A member of the English faculty at the University of Colorado who is spending a year’s leave in London, Jeffrey Meyers has written chapters on E. M. Forster in his books, Fiction and the Colonial Experience, Painting and the Novel, and Homosexuality and Literature.He recently completed a biography of Katherine Mansfield and is now working on a life of Wyndham Lewis.
After more than three decades as a working newspaperman in North Carolina and Virginia, Robert Mason retired last fall as the editor of the Norfolk Virginian-Pilot. Like Virginius Dabney, he was an eyewitness to that painful period in Virginia’s history known as massive resistance.
Michael Nelson is a contributing editor of The Washington Monthly whose work has also appeared in Newsweek magazine and other periodicals. He is co-editor of The Culture of Bureaucracy, which will be published this year, and he will join the political science department at Vanderbilt University this month.

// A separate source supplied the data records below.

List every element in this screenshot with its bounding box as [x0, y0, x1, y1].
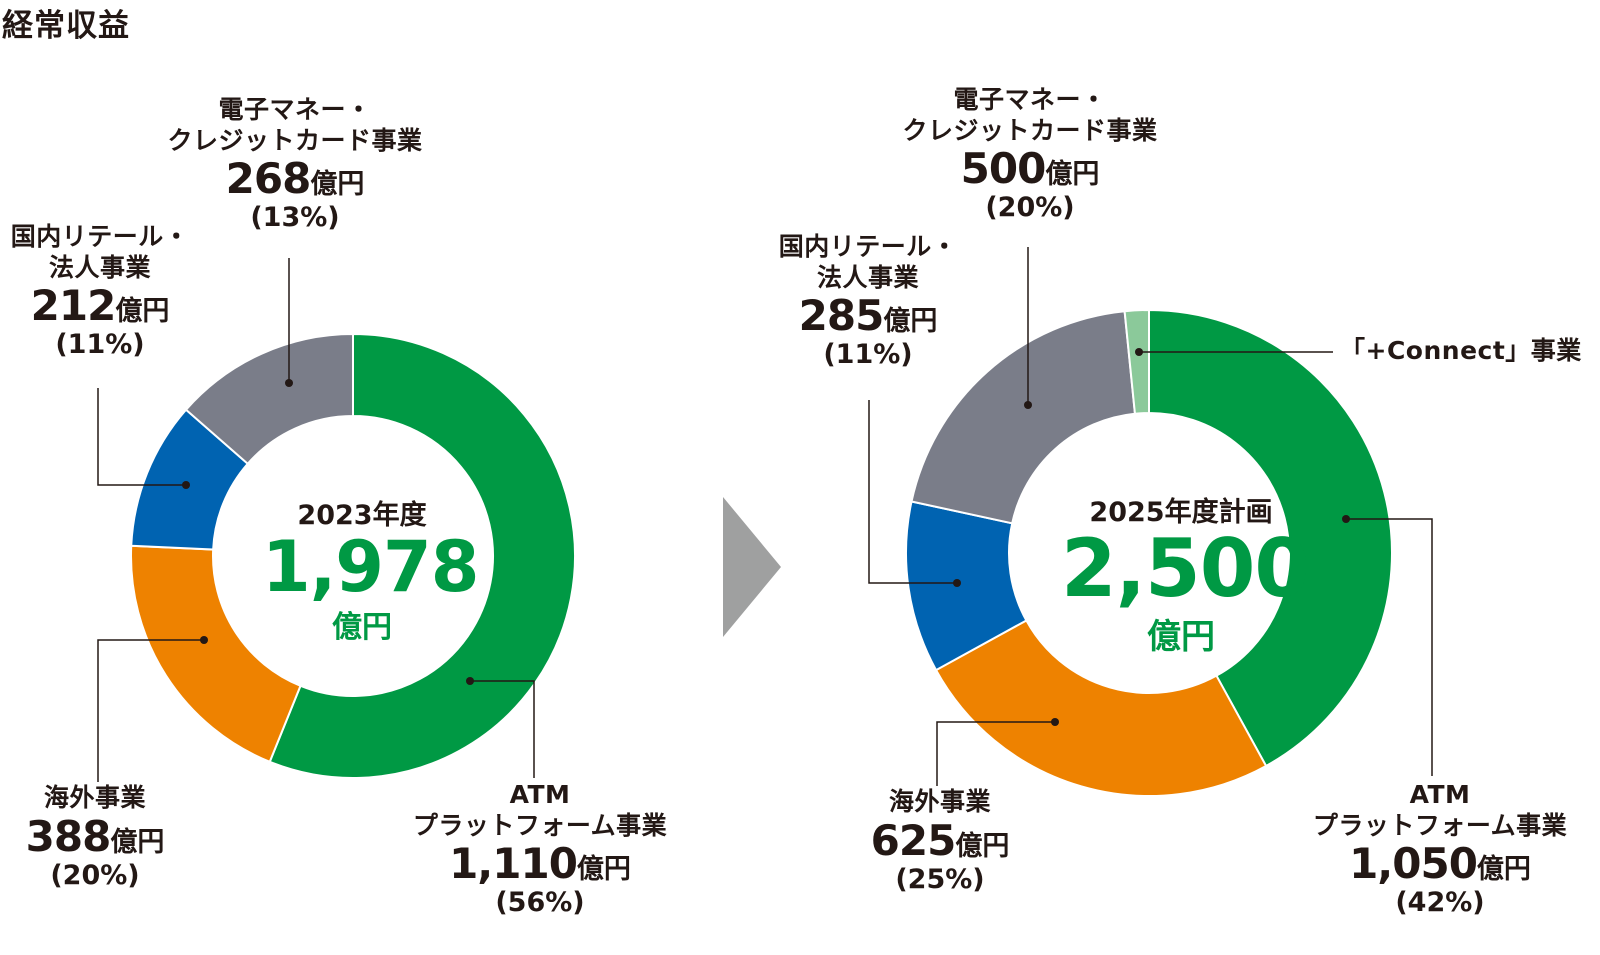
slice-name: 国内リテール・: [10, 222, 190, 251]
label-2025-domestic: 国内リテール・ 法人事業 285億円 (11%): [768, 232, 968, 372]
slice-percent: (20%): [50, 859, 140, 891]
slice-name: 「+Connect」事業: [1340, 336, 1582, 365]
center-year: 2023年度: [297, 500, 427, 531]
leader-lines: [97, 247, 1433, 786]
slice-name: 法人事業: [48, 252, 151, 282]
slice-percent: (11%): [55, 329, 145, 361]
slice-emoney: [184, 332, 354, 466]
slice-value: 212億円: [0, 281, 200, 330]
slice-connect: [1123, 308, 1150, 415]
slice-emoney: [910, 310, 1137, 525]
leader-2023-domestic: [97, 388, 186, 486]
value-number: 212: [30, 281, 117, 330]
page-title: 経常収益: [2, 8, 130, 44]
slice-percent: (56%): [495, 887, 585, 919]
value-unit: 億円: [310, 169, 365, 200]
leader-2025-atm: [1346, 518, 1433, 776]
slice-percent: (42%): [1395, 887, 1485, 919]
center-unit: 億円: [332, 610, 392, 645]
leader-2023-domestic-dot: [182, 481, 190, 489]
leader-2023-emoney-dot: [285, 379, 293, 387]
label-2025-connect: 「+Connect」事業: [1340, 336, 1596, 367]
leader-2025-overseas-dot: [1051, 718, 1059, 726]
leader-2025-atm-dot: [1342, 515, 1350, 523]
slice-name: プラットフォーム事業: [1312, 810, 1568, 840]
slice-value: 1,050億円: [1290, 839, 1590, 888]
leader-2023-overseas-dot: [200, 636, 208, 644]
slice-name: 海外事業: [888, 787, 991, 816]
label-2023-atm: ATM プラットフォーム事業 1,110億円 (56%): [395, 780, 685, 920]
value-number: 1,050: [1349, 839, 1478, 888]
value-number: 285: [798, 291, 885, 340]
slice-percent: (25%): [895, 863, 985, 895]
slice-name: クレジットカード事業: [902, 115, 1158, 145]
label-2025-emoney: 電子マネー・ クレジットカード事業 500億円 (20%): [875, 85, 1185, 225]
arrow-right-icon: [723, 497, 781, 637]
label-2023-overseas: 海外事業 388億円 (20%): [5, 783, 185, 893]
leader-2025-connect-dot: [1135, 348, 1143, 356]
leader-2025-domestic: [868, 400, 957, 584]
slice-name: ATM: [509, 780, 571, 809]
value-unit: 億円: [110, 826, 165, 858]
leader-2025-overseas: [936, 721, 1055, 786]
value-unit: 億円: [955, 830, 1010, 862]
center-total: 2,500: [1061, 522, 1310, 615]
value-number: 388: [25, 811, 112, 861]
center-unit: 億円: [1147, 617, 1215, 657]
label-2023-emoney: 電子マネー・ クレジットカード事業 268億円 (13%): [140, 95, 450, 235]
label-2025-overseas: 海外事業 625億円 (25%): [850, 787, 1030, 897]
label-2023-domestic: 国内リテール・ 法人事業 212億円 (11%): [0, 222, 200, 362]
value-unit: 億円: [1476, 854, 1531, 885]
value-number: 1,110: [449, 839, 578, 888]
donut-2023: [130, 332, 576, 779]
slice-name: 電子マネー・: [218, 95, 372, 124]
value-unit: 億円: [115, 296, 170, 327]
leader-2025-emoney-dot: [1024, 401, 1032, 409]
slice-atm: [268, 332, 576, 779]
leader-2023-overseas: [97, 639, 204, 782]
leader-2023-atm: [470, 680, 535, 778]
slice-percent: (13%): [250, 202, 340, 234]
value-number: 625: [870, 815, 957, 865]
label-2025-atm: ATM プラットフォーム事業 1,050億円 (42%): [1290, 780, 1590, 920]
slice-value: 625億円: [850, 815, 1030, 865]
slice-value: 285億円: [768, 291, 968, 340]
value-number: 500: [960, 144, 1047, 193]
value-unit: 億円: [883, 306, 938, 337]
slice-name: 電子マネー・: [953, 85, 1107, 114]
value-unit: 億円: [1045, 159, 1100, 190]
value-number: 268: [225, 154, 312, 203]
slice-value: 500億円: [875, 144, 1185, 193]
slice-value: 268億円: [140, 154, 450, 203]
slice-name: 国内リテール・: [778, 232, 958, 261]
slice-name: クレジットカード事業: [167, 125, 423, 155]
slice-overseas: [130, 544, 302, 764]
slice-name: ATM: [1409, 780, 1471, 809]
slice-percent: (11%): [823, 339, 913, 371]
slice-overseas: [934, 619, 1268, 797]
slice-value: 388億円: [5, 811, 185, 861]
leader-2023-atm-dot: [466, 677, 474, 685]
center-label-2025: 2025年度計画 2,500 億円: [1061, 490, 1310, 658]
center-label-2023: 2023年度 1,978 億円: [262, 493, 479, 646]
slice-percent: (20%): [985, 192, 1075, 224]
slice-atm: [1148, 308, 1393, 768]
leader-2025-domestic-dot: [953, 579, 961, 587]
donut-2025-plan: [905, 308, 1393, 797]
slice-value: 1,110億円: [395, 839, 685, 888]
value-unit: 億円: [576, 854, 631, 885]
center-year: 2025年度計画: [1089, 497, 1273, 528]
slice-name: 海外事業: [43, 783, 146, 812]
slice-name: 法人事業: [816, 262, 919, 292]
slice-name: プラットフォーム事業: [412, 810, 668, 840]
center-total: 1,978: [262, 526, 479, 608]
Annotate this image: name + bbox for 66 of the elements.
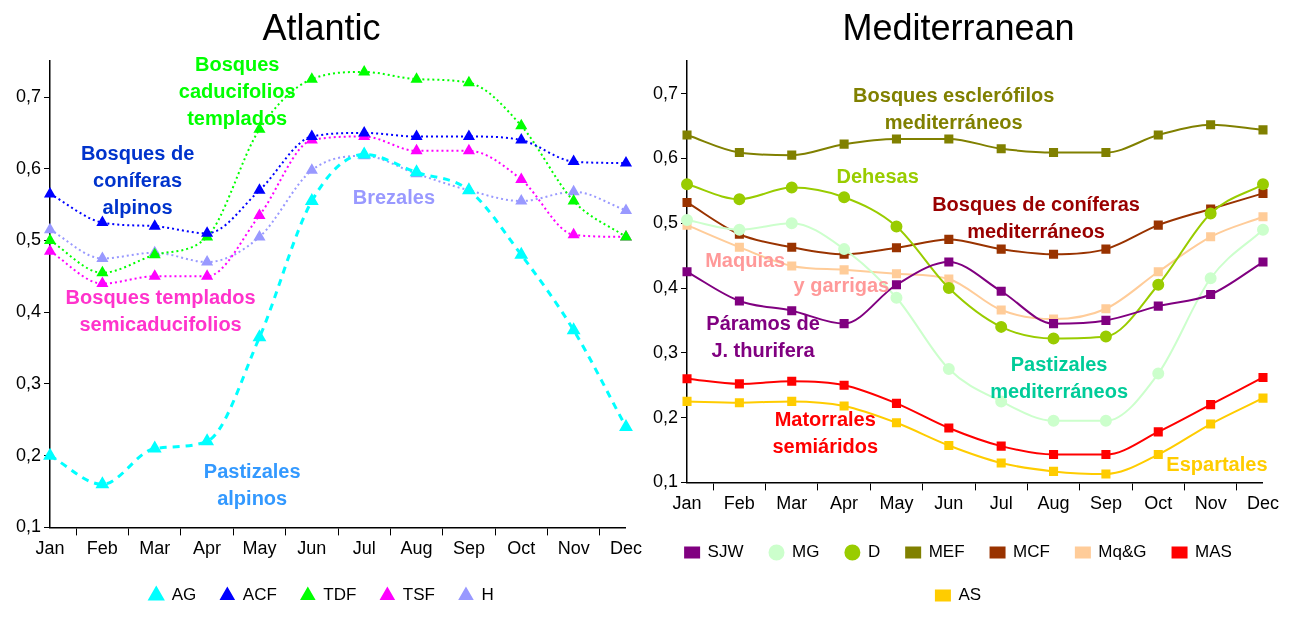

VQR readers may recall Burling Lowrey’s essay on athletics in the Autumn 1976 issue, entitled “The Dehumanization of Sports.” A professor of English at Montgomery College outside Washington, D. C., Mr. Lowrey is particularly interested in satire, language usage, media criticism, and the nature of sports. “To my way of thinking,” he writes, “a truly stimulating essay would include all four of these topics.”
No stranger to the world of Latrobe, Robert A. Rutland is editor of The Papers of James Madison.He also served as a consultant for Time magazine when Time was publishing a special Bicentennial issue.
Suzette Henke recently joined the Department of English, General Literature, and Rhetoric at the State University of New York at Binghamton. An authority on James Joyce and a former member of the English faculty at the University of Virginia, Ms. Henke is the author of Joyce’s Moraculous Sindbook: A Study of Ulysses, published by Ohio State.
John E. Fagg has been a member of the History Department at New York University since 1946 and served as chairman of the department from 1961 to 1969.A native of Texas, he is director of NYU’s Center for Latin American and Caribbean Studies. His books include The Republican Movement in Spain and Latin America: A General Historu.